Mads blinked as an old yellow taxi rolled painfully slowly into his periphery. He had to double take when he noticed it, seemingly arriving out of nowhere on the oddly empty street. 'Where IS everyone?' He wondered suddenly, and whipped his head around to look up and down the straight road lined with the tall mishmash of old-and-new buildings.
'It's Saturday night, and it's not even that late. I thought there were other bars on this street...?'
Mads’ confusion was replaced with concern when the taxi came to a stand-still in front of him. He couldn't see through the passenger window; it was just blackness, with the corner of the bar's neon sign reflected in the glass.
Silence. Then Mads cleared his throat.
"I'm good, thanks," he waved one hand in front of him. But almost as if it had been waiting for his acknowledgement, the window started to wind down, as painfully slowly as the taxi had slid into his view.
The reflection of the neon disappeared, but the blackness remained. Mads felt faint.
Something whispered to him through the pointed breeze, and his vision began to blur.
***
Mads awoke slowly, lying on his back in his own bed. He blinked the sleep out of his eyes and took a deep breath.
'What an odd dream,' he thought to himself, as he looked down at himself and noticed he was above his blankets. He also noticed he was in his clothes he'd picked out for the orientation party, and wearing the necklace an old school friend had gifted to him in a quiet corner of the bar. Alright... not all a dream.
The crust was gone from his eyes, but he blinked a few more times for good measure. He strained to remember how he'd gotten home.
Did he really drink that much? Had he been drugged? The wide-eyed wanna-be-photographers who had hung off his every word when he talked about his own first experiences with university didn't seem like the type. He raised a hand to pinch his brow.
Eventually, he heaved a sigh and dropped his arm onto his chest. He was exhausted, and he debated just going back to sleep. While he stared deep in thought at his ceiling, his attention shifted to the wall above his head. It looked soft, like there was a circle of dense fog amidst all the plaster.
He didn't even have time to think 'Yep, I've definitely been drugged,' before a huge hand emerged from the fog. It hovered over him for a moment, before it planted itself down beside his head. Mads' eyes widened as a head and shoulders followed after it, and a navy blue face full of black eyes were blinking down at him.
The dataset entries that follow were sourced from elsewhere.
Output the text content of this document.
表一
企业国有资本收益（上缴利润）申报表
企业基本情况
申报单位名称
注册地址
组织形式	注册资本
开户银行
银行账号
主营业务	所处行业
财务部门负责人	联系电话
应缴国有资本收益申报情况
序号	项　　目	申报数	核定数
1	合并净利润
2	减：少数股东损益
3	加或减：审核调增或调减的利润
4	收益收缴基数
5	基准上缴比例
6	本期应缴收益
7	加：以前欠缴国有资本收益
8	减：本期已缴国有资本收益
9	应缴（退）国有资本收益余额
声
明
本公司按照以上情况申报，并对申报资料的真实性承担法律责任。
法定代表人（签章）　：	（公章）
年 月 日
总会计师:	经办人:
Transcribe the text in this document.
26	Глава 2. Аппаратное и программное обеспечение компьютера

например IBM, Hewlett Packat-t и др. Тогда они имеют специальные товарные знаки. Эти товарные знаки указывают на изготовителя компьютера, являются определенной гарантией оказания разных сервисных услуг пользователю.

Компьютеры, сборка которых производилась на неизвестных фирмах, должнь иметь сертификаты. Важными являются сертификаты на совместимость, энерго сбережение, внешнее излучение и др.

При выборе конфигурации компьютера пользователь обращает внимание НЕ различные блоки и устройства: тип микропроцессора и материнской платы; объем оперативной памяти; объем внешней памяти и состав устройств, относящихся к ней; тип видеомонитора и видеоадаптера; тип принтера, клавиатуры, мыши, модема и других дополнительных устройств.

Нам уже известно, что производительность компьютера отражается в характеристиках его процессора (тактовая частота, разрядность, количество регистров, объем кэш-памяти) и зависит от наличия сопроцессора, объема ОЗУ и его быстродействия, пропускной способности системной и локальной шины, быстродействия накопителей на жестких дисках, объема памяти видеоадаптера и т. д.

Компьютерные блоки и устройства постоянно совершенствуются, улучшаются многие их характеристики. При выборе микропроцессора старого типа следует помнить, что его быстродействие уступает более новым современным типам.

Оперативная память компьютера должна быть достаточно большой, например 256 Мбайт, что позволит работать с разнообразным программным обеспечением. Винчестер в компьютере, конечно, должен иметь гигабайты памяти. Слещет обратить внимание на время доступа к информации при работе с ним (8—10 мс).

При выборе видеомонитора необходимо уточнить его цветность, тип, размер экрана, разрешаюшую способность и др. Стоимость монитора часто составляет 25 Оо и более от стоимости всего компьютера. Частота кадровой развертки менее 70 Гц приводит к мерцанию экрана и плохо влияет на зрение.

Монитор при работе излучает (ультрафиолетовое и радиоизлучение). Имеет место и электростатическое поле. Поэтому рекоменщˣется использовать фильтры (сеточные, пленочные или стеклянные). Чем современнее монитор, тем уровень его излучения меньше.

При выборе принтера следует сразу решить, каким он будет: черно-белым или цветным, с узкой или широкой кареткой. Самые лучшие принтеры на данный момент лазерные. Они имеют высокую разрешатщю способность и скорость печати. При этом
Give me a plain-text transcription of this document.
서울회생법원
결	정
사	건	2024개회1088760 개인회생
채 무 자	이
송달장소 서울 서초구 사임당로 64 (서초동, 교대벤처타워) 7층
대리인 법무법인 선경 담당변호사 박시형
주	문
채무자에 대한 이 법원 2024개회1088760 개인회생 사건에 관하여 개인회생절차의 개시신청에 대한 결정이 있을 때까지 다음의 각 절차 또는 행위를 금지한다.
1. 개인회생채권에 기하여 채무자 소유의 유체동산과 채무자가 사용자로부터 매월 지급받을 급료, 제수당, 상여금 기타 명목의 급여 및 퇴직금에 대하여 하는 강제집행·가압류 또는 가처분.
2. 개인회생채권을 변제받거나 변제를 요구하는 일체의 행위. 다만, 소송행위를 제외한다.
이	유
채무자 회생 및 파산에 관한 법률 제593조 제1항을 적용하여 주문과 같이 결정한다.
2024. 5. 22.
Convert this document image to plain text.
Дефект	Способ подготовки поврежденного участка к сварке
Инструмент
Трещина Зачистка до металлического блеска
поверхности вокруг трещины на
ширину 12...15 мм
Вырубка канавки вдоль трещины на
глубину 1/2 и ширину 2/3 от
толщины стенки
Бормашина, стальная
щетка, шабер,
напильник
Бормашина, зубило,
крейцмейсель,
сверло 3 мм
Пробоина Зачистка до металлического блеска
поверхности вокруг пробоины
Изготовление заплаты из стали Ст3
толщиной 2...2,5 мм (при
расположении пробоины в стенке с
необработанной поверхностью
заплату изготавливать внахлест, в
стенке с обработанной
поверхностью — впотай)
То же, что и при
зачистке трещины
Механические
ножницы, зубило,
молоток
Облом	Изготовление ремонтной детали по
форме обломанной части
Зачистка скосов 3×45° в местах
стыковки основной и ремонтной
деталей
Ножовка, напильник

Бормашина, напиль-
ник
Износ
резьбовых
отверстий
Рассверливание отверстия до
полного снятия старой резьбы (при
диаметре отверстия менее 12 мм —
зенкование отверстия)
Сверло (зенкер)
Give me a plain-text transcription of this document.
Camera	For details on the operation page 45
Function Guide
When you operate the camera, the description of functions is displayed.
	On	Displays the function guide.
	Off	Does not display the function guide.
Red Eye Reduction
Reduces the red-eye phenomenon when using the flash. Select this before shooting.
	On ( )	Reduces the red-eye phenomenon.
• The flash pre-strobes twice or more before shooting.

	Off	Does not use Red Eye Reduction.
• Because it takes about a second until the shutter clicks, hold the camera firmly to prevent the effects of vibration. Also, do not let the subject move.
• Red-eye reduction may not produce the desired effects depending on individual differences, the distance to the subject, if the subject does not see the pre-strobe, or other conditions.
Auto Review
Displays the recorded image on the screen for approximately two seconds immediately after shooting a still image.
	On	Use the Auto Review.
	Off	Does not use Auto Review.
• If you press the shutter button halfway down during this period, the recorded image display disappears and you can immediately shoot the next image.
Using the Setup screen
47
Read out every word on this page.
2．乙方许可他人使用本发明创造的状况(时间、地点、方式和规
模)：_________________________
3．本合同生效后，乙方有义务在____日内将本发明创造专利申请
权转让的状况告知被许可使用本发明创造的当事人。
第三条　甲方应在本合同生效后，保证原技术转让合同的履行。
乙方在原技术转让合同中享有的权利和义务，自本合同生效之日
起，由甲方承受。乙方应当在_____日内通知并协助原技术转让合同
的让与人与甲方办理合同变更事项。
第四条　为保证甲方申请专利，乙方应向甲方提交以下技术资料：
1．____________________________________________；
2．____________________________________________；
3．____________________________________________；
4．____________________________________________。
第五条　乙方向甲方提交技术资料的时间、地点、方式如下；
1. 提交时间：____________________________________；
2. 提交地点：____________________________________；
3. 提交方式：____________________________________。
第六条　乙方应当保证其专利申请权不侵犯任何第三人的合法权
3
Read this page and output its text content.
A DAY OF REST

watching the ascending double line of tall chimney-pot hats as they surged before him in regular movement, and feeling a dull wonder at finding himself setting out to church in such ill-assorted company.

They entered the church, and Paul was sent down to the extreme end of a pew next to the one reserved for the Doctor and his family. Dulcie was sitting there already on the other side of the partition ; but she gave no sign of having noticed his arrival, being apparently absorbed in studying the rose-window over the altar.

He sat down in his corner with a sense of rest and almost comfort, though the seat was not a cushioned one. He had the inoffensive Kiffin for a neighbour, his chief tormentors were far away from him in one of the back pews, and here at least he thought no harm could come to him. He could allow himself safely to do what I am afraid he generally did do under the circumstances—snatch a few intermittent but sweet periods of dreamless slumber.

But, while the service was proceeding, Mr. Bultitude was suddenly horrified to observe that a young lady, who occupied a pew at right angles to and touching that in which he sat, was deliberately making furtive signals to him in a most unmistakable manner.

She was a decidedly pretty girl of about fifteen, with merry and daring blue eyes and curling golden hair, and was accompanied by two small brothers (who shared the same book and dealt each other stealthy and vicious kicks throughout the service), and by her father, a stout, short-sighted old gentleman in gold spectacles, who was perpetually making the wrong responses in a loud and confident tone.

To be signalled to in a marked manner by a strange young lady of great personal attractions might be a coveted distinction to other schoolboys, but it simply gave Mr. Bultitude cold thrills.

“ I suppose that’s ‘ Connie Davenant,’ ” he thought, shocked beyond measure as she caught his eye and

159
"You're awake," said the figure, in what sounded like seven voices.
Mads screamed.
He flung himself up from the bed and the figure recoiled into the wall just quickly enough to avoid a headbutt into each of its five eyes. Mads collapsed against the wall opposite his bed as he tried to scramble away and tripped over a week's worth of clean laundry, unfolded on the floor.
"Mads," the voice (voices?) echoed, seemingly coming from everywhere.
Hearing his name in that tone struck enough courage in him to leap off the floor and make for his front door. The apartment was a small studio and it would only take a matter of strides to get there, but he was still too slow.
The horrifying full figure of the creature slithered over to the doorway. Four arms spread out to block the door, and its neck craned against the ceiling to look down at him. Its stance was wide, and though it was thin, it was so tall that it completely took over this side of the apartment.
Mads froze, quick to realise that escaping this way was futile.
His whole body shook as its many eyes stared down at all five-foot-six of him. Eyes from everywhere; even the palms of its hands, and a giant one plastered in the middle of its stomach.
It spoke again, from a crooked mouth nestled on the underside of its jaw. "We have to talk," it snapped, voice sharp with urgency.